In Mao Zedong’s communist China, in the late 1940s, a new approach to encourage ‘right-thinking’ emerged, termed xǐ năo, which means “wash brain”. This washing of the brain was designed to scrub out bad thoughts and ideas, freeing the now-cleansed brain to think about things ‘correctly’.
The term ‘brainwash’ entered the English vernacular in the early 1950s and became a dreaded boogeyman during the Cold War era. 1962’s The Manchurian Candidate made brainwashing the subject of a popular film, and in 1974 the United States’ own mind control program, dubbed MKUltra, came partly to light (though only after the CIA destroyed most of the project’s records a year earlier).

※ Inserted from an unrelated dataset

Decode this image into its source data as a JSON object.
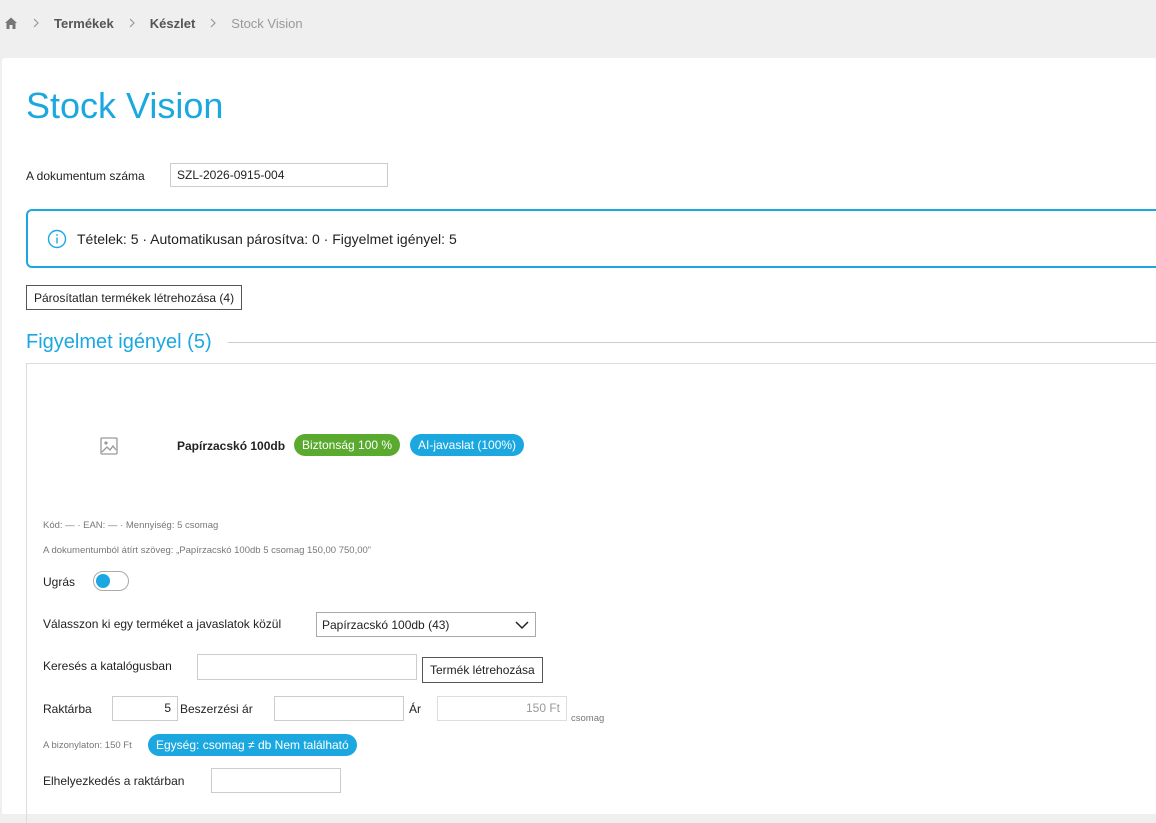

Chinese brainwashing and American reprogrammed assassins are interesting examples, but they’re just new takes on an age-old principle, one that’s been a central tenet of states, religions, rites of passage, and social groups of all shapes, colors, and sizes, since time immemorial.
That principle is at work in everything you see, read, listen to, or debate.

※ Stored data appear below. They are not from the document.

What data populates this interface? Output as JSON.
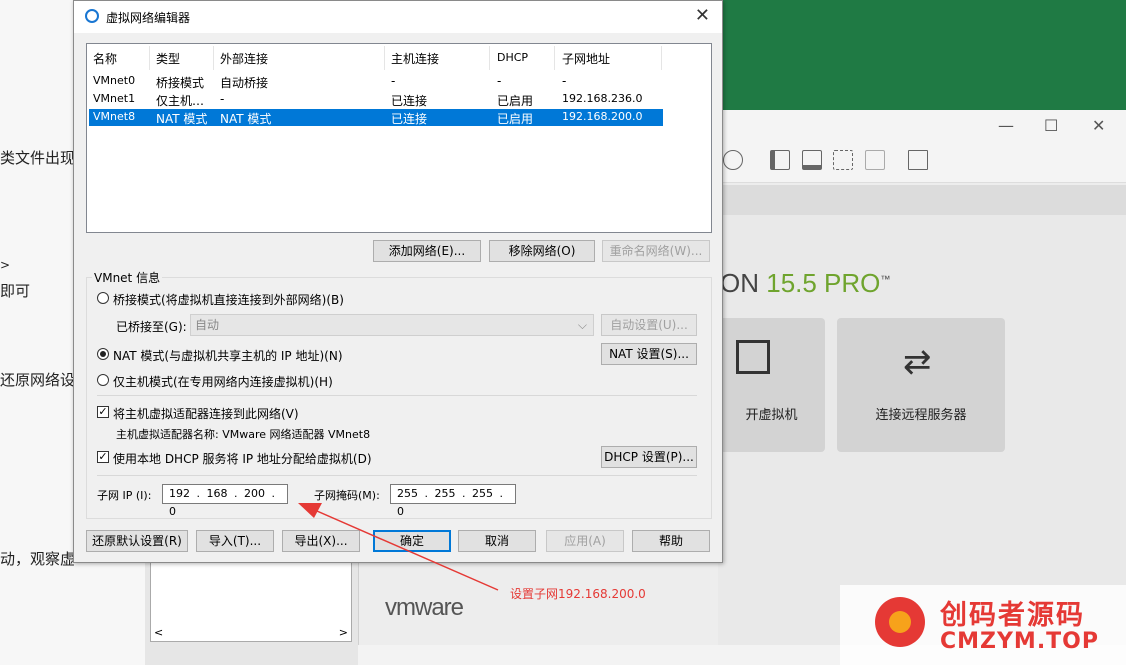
{
  "background_doc": {
    "lines": [
      "类文件出现",
      ">",
      "即可",
      "还原网络设",
      "动，观察虚"
    ]
  },
  "vmware": {
    "title_prefix": "ON",
    "version": "15.5 PRO",
    "tm": "™",
    "card_open": "开虚拟机",
    "card_remote": "连接远程服务器",
    "logo": "vmware",
    "win_min": "—",
    "win_max": "☐",
    "win_close": "✕",
    "scroll_left": "<",
    "scroll_right": ">"
  },
  "dialog": {
    "title": "虚拟网络编辑器",
    "close": "✕",
    "columns": [
      "名称",
      "类型",
      "外部连接",
      "主机连接",
      "DHCP",
      "子网地址"
    ],
    "rows": [
      {
        "name": "VMnet0",
        "type": "桥接模式",
        "external": "自动桥接",
        "host": "-",
        "dhcp": "-",
        "subnet": "-",
        "selected": false
      },
      {
        "name": "VMnet1",
        "type": "仅主机…",
        "external": "-",
        "host": "已连接",
        "dhcp": "已启用",
        "subnet": "192.168.236.0",
        "selected": false
      },
      {
        "name": "VMnet8",
        "type": "NAT 模式",
        "external": "NAT 模式",
        "host": "已连接",
        "dhcp": "已启用",
        "subnet": "192.168.200.0",
        "selected": true
      }
    ],
    "btn_add": "添加网络(E)...",
    "btn_remove": "移除网络(O)",
    "btn_rename": "重命名网络(W)...",
    "group_label": "VMnet 信息",
    "radio_bridge": "桥接模式(将虚拟机直接连接到外部网络)(B)",
    "bridge_to_label": "已桥接至(G):",
    "bridge_to_value": "自动",
    "btn_auto": "自动设置(U)...",
    "radio_nat": "NAT 模式(与虚拟机共享主机的 IP 地址)(N)",
    "btn_nat": "NAT 设置(S)...",
    "radio_host": "仅主机模式(在专用网络内连接虚拟机)(H)",
    "chk_connect": "将主机虚拟适配器连接到此网络(V)",
    "adapter_name": "主机虚拟适配器名称: VMware 网络适配器 VMnet8",
    "chk_dhcp": "使用本地 DHCP 服务将 IP 地址分配给虚拟机(D)",
    "btn_dhcp": "DHCP 设置(P)...",
    "subnet_ip_label": "子网 IP (I):",
    "subnet_ip": "192 . 168 . 200 . 0",
    "subnet_mask_label": "子网掩码(M):",
    "subnet_mask": "255 . 255 . 255 . 0",
    "btn_restore": "还原默认设置(R)",
    "btn_import": "导入(T)...",
    "btn_export": "导出(X)...",
    "btn_ok": "确定",
    "btn_cancel": "取消",
    "btn_apply": "应用(A)",
    "btn_help": "帮助",
    "check_mark": "✓"
  },
  "annotation": {
    "text": "设置子网192.168.200.0",
    "color": "#e53935"
  },
  "watermark": {
    "line1": "创码者源码",
    "line2": "CMZYM.TOP"
  },
  "colors": {
    "selection": "#0078d7",
    "green_banner": "#1f7a44",
    "pro_accent": "#6fa42e"
  }
}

It’s even at work right now as you read this page.
That principle, of course, is that every message you let into your eyes or ears informs your worldview and alters your mental model ever so slightly... or sometimes so much.
And if you’re not careful about whom you let play switchboard operator in your brain, you may end up with a set of beliefs about the world that lead you all kinds of places you’d rather not go.